There are some new fake Adobe Flash Player update websites that are serving up malware, researchers said.
Another aspect of these sites is they have a nice design, so it would be easy for a user to fall into the malware trap, said researchers at Symantec.
However, when users click on other links than the “Download now” button, they go to the same malicious domain, instead of the legitimate Adobe site, as we’ve seen in other similar attacks.
When they visit the site, victims see two options: Download a file named “flash_player_updater.exe” or one called “update_flash_player.exe.”
The files are similar, but they exhibit different behaviors. They’re similar in the way that, when installed, they both start looking for passwords, FTP/telnet/SSH credentials, and SMTP, IMAP and POP3 credentials.

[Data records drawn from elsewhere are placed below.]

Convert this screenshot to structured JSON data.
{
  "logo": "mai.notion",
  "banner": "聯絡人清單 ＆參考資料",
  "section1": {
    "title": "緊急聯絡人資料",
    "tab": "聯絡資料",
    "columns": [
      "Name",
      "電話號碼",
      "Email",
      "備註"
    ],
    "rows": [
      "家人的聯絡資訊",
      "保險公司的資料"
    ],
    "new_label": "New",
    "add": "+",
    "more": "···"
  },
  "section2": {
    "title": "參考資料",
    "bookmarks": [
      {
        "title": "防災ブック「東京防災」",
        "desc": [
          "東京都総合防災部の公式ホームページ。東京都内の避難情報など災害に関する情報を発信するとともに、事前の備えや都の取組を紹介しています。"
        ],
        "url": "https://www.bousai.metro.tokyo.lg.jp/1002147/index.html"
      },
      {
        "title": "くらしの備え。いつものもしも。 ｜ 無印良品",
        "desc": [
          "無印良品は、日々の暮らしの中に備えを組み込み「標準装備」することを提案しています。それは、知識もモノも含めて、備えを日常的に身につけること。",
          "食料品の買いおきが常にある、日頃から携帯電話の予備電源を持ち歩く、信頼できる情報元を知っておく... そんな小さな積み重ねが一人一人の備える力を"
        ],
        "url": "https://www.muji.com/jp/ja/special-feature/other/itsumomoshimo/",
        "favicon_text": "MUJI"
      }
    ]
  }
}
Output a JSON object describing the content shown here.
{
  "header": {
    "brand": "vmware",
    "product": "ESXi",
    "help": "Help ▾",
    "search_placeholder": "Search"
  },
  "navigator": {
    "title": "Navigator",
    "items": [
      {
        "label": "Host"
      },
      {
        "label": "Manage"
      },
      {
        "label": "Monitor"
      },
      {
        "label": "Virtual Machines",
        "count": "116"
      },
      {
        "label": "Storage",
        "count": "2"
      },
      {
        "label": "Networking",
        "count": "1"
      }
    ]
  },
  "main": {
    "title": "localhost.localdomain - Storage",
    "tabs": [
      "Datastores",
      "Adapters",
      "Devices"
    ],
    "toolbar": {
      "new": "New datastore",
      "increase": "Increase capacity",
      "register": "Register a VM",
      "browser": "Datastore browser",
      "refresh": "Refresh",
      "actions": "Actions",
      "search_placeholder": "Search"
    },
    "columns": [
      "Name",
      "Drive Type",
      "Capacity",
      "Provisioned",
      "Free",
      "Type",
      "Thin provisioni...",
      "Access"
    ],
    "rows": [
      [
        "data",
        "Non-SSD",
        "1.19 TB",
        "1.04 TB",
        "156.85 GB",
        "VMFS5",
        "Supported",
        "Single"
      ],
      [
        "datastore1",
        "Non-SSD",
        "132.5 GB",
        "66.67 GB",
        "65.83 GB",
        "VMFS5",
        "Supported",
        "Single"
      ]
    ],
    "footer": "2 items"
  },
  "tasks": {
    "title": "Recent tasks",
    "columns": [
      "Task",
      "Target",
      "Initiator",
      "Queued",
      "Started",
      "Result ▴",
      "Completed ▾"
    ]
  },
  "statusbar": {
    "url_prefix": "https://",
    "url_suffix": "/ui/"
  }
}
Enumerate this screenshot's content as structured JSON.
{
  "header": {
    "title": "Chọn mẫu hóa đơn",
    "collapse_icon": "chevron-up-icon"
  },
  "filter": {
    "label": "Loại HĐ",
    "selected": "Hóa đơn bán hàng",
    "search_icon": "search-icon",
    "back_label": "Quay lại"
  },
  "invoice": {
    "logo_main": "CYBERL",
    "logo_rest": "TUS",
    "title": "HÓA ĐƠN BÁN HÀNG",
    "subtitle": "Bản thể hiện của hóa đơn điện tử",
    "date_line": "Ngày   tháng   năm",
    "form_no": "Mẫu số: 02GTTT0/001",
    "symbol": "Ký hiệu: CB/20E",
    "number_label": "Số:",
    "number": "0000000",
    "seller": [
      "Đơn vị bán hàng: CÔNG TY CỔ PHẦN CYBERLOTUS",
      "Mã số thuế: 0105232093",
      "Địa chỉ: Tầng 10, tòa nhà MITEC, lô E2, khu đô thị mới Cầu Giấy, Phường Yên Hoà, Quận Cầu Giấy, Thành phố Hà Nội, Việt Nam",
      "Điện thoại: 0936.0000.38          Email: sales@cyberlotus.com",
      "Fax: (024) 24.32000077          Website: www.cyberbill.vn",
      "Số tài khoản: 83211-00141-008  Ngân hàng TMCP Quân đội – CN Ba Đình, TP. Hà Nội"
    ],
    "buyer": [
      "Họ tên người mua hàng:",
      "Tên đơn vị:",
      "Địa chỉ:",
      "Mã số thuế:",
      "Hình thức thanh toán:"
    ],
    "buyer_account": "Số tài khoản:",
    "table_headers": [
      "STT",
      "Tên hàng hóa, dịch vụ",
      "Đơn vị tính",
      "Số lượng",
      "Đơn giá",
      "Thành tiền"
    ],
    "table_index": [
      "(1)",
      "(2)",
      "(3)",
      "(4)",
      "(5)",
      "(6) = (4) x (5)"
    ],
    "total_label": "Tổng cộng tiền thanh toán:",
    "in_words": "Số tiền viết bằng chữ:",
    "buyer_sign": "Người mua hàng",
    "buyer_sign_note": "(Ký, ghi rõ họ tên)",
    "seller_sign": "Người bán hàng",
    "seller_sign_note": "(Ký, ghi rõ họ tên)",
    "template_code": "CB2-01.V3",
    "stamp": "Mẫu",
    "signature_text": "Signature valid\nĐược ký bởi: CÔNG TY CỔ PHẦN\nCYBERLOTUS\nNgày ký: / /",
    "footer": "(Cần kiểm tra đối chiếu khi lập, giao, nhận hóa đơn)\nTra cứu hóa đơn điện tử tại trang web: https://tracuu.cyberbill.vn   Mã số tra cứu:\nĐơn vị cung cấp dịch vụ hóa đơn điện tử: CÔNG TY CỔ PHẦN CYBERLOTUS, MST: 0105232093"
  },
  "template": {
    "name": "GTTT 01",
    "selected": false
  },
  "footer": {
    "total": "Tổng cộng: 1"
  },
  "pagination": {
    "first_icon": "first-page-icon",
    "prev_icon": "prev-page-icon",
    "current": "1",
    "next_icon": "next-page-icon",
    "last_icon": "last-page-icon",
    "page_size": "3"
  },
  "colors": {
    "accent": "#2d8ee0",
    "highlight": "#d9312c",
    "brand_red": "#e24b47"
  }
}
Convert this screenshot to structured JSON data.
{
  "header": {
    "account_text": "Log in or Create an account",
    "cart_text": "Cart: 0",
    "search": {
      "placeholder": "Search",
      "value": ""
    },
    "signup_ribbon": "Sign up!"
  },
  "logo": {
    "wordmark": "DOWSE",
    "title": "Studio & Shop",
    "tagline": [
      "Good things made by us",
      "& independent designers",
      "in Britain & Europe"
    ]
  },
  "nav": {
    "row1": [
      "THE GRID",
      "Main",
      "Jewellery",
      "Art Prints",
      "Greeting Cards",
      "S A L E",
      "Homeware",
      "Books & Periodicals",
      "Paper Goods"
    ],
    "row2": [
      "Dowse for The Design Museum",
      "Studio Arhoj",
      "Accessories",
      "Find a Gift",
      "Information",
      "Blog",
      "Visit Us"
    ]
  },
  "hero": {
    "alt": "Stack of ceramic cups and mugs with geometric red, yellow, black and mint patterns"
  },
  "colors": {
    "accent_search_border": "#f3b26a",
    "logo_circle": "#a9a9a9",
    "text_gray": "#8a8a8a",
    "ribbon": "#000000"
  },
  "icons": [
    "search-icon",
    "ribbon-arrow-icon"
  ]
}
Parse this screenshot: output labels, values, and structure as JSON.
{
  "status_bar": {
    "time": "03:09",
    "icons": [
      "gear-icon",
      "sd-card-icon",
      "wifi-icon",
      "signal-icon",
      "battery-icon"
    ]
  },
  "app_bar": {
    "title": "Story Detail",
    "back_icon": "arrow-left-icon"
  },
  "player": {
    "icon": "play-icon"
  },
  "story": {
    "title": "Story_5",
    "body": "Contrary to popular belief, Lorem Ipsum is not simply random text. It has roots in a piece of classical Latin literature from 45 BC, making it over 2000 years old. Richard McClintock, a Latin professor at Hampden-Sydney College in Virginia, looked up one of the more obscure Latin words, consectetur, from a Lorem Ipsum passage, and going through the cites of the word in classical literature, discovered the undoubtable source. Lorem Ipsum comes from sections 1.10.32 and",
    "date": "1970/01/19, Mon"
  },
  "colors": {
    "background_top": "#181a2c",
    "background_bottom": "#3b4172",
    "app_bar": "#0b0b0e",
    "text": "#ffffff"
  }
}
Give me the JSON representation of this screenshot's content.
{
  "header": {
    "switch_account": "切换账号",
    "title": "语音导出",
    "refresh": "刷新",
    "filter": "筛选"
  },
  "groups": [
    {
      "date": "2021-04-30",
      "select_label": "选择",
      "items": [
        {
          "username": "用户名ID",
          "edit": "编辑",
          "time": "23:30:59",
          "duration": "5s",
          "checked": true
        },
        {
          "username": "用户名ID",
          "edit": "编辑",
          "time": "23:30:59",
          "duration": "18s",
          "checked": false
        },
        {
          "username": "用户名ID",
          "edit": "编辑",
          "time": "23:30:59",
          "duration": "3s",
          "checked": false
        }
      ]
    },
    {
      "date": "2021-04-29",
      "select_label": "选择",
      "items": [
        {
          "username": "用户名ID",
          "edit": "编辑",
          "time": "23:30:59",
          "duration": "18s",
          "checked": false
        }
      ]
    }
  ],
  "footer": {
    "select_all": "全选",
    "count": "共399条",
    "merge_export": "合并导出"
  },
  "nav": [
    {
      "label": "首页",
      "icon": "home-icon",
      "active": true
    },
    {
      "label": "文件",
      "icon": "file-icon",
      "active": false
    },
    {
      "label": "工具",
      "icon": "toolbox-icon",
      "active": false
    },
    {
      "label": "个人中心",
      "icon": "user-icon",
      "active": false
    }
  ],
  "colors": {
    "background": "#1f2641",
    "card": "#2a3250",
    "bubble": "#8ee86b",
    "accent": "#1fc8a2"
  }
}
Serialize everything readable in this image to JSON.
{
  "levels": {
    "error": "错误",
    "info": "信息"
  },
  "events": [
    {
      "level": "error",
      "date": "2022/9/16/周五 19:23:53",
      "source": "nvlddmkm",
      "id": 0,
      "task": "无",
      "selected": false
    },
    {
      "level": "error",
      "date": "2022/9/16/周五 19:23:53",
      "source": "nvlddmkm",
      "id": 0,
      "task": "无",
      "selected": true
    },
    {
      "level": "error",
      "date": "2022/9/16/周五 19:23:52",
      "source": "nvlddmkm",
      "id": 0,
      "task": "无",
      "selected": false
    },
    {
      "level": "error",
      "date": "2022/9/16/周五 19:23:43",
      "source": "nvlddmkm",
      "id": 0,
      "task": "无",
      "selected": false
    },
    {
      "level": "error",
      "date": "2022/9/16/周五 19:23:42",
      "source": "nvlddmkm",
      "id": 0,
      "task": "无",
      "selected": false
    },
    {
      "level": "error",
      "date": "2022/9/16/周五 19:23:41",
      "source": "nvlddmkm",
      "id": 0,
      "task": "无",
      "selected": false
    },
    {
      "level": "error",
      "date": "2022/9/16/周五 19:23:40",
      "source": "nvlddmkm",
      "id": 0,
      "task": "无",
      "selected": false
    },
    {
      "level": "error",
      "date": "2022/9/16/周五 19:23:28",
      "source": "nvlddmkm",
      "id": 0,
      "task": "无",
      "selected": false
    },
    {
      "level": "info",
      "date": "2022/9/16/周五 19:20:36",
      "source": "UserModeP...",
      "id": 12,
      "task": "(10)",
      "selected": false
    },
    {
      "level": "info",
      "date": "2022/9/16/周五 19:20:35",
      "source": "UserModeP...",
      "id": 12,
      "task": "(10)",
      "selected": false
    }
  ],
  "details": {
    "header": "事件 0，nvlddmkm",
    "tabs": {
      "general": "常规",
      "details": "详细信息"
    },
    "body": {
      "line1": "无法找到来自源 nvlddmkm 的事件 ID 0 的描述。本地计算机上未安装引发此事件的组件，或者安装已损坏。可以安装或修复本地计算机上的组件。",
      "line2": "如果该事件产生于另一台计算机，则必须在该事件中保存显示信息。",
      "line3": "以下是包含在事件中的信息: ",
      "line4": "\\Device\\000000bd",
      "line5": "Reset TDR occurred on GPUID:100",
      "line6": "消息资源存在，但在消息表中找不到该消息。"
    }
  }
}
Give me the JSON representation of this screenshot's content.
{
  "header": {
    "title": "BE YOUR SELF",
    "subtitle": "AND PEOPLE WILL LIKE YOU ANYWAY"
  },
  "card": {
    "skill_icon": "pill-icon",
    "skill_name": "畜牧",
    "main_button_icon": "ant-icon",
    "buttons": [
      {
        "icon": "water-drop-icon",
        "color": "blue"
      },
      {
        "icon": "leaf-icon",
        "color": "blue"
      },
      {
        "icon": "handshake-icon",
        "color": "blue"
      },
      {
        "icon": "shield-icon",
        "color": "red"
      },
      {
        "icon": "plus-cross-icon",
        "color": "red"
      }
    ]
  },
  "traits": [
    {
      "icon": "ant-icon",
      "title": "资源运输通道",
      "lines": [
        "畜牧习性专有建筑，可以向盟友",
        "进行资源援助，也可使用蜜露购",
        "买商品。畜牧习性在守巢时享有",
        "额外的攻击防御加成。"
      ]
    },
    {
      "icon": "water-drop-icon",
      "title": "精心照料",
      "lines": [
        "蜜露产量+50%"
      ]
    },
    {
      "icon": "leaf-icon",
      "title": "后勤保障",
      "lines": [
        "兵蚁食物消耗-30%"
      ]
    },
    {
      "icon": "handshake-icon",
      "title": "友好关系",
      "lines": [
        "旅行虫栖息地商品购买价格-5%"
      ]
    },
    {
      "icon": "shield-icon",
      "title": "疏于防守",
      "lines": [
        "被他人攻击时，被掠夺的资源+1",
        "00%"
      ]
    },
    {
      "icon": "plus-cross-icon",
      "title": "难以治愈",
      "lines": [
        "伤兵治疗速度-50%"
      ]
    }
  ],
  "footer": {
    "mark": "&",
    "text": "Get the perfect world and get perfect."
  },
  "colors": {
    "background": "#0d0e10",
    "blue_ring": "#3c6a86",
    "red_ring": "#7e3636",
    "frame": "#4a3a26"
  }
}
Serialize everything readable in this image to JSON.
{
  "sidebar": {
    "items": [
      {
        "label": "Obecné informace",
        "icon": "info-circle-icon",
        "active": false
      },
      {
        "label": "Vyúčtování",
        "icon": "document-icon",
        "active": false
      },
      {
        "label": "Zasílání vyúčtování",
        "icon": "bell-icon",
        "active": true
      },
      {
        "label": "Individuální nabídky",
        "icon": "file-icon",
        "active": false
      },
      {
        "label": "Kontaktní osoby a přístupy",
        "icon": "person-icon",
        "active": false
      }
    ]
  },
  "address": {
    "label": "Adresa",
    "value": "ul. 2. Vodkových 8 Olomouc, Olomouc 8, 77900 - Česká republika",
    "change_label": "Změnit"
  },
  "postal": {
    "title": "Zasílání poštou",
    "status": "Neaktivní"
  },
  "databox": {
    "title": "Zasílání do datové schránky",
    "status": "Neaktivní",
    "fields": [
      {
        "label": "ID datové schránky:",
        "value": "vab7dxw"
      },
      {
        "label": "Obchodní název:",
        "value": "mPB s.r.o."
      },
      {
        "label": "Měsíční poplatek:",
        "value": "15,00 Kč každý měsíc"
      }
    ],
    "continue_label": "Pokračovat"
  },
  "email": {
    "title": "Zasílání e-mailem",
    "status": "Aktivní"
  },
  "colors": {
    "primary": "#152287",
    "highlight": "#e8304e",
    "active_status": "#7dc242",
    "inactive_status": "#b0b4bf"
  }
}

The first file, flash_player_updater.exe, installs ransomware, while update_flash_player.exe installs a component that enables the attacker to generate revenue via click fraud.
Symantec detects the ransomware in this case as Trojan.Ransomlock.Q. The victim will see a warning message from the FBI Cybercrime Division and urged to pay a fine in order to have the computer unlocked.
To make everything more convincing, the threat identifies the antivirus installed on the computer and displays its logo within the lock screen.
Users who choose to install the second file end up with a Trojan that downloads three files from a remote location. Once installed, the malicious elements run silently in the background to perform click fraud.
Obviously, users should never to pay the ransom money demanded by the crooks, since there’s no guarantee they will unlock the computer once the fine is paid. Also, by giving in to their demands, it’s likely that you’ll be on the top of their target list for future operations.